Loading a shapefile into Amazon Redshift

You can use the COPY command to ingest Esri shapefiles stored in Amazon S3 into Amazon Redshift tables. A shapefile stores the geometric location and attribute information of geographic features in a vector format. The shapefile format can spatially describe spatial objects such as points, lines, and polygons. For more information about a shapefile, see Shapefile in Wikipedia.

The COPY command supports the data format parameter SHAPEFILE. By default, the first column of the shapefile is either a GEOMETRY or IDENTITY column. All subsequent columns follow the order specified in the shapefile. However, the target table doesn't need to be in this exact layout because you can use COPY column mapping to define the order. For information about the COPY command shapefile support, see SHAPEFILE.

In some cases, the resulting geometry size might be greater than the maximum for storing a geometry in Amazon Redshift.
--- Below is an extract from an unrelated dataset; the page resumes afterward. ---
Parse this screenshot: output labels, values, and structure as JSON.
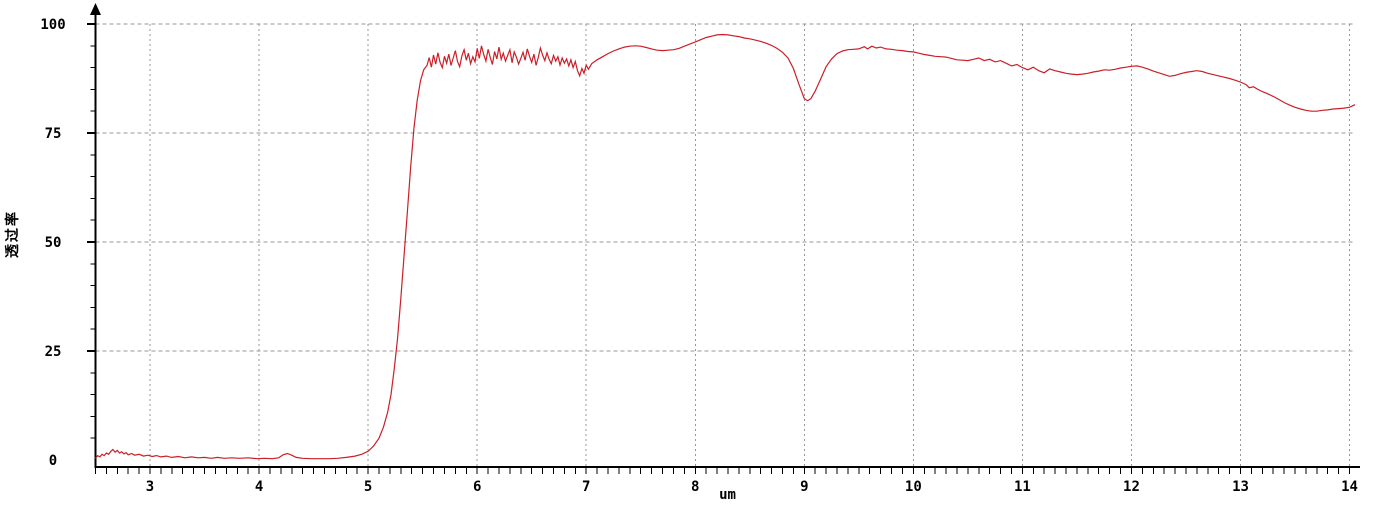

If so, you can use the COPY option SIMPLIFY or SIMPLIFY AUTO to simplify the geometries during ingestion as follows:

  • Specify SIMPLIFY tolerance to simplify all geometries during ingestion using the Ramer-Douglas-Peucker algorithm and the given tolerance.

  • Specify SIMPLIFY AUTO without tolerance to simplify only geometries that are larger than the maximum size using the Ramer-Douglas-Peucker algorithm. This approach calculates the minimum tolerance that is large enough to store the object within the maximum size limit.

  • Specify SIMPLIFY AUTO max_tolerance to simplify only geometries that are larger than the maximum size using the Ramer-Douglas-Peucker algorithm and the automatically calculated tolerance. This approach makes sure that the tolerance doesn't exceed the maximum tolerance.

For information about the maximum size of a GEOMETRY data value, see Considerations when using spatial data with Amazon Redshift.

In some cases, the tolerance is low enough that the record can't shrink below the maximum size of a GEOMETRY data value. In these cases, you can use the MAXERROR option of the COPY command to ignore all or up to a certain number of ingestion errors.

The COPY command also supports loading GZIP shapefiles. To do this, specify the COPY GZIP parameter. With this option, all shapefile components must be independently compressed and share the same compression suffix.

If a projection description file (.prj) exists with the shapefile, Redshift uses it to determine the spatial reference system id (SRID). If the SRID is valid, the resulting geometry has this SRID assigned. If the SRID value associated with the input geometry does not exist, the resulting geometry has the SRID value zero. You can disable automatic detection of the spatial reference system id at the session level by using SET read_srid_on_shapefile_ingestion to OFF.

Query the SYS_SPATIAL_SIMPLIFY or SVL_SPATIAL_SIMPLIFY system views to view which records have been simplified, along with the calculated tolerance. When you specify SIMPLIFY tolerance, this view contains a record for each COPY operation. Otherwise, it contains a record for each simplified geometry. For more information, see SYS_SPATIAL_SIMPLIFY or SVL_SPATIAL_SIMPLIFY.

For examples of loading a shapefile, see Loading a shapefile into Amazon Redshift.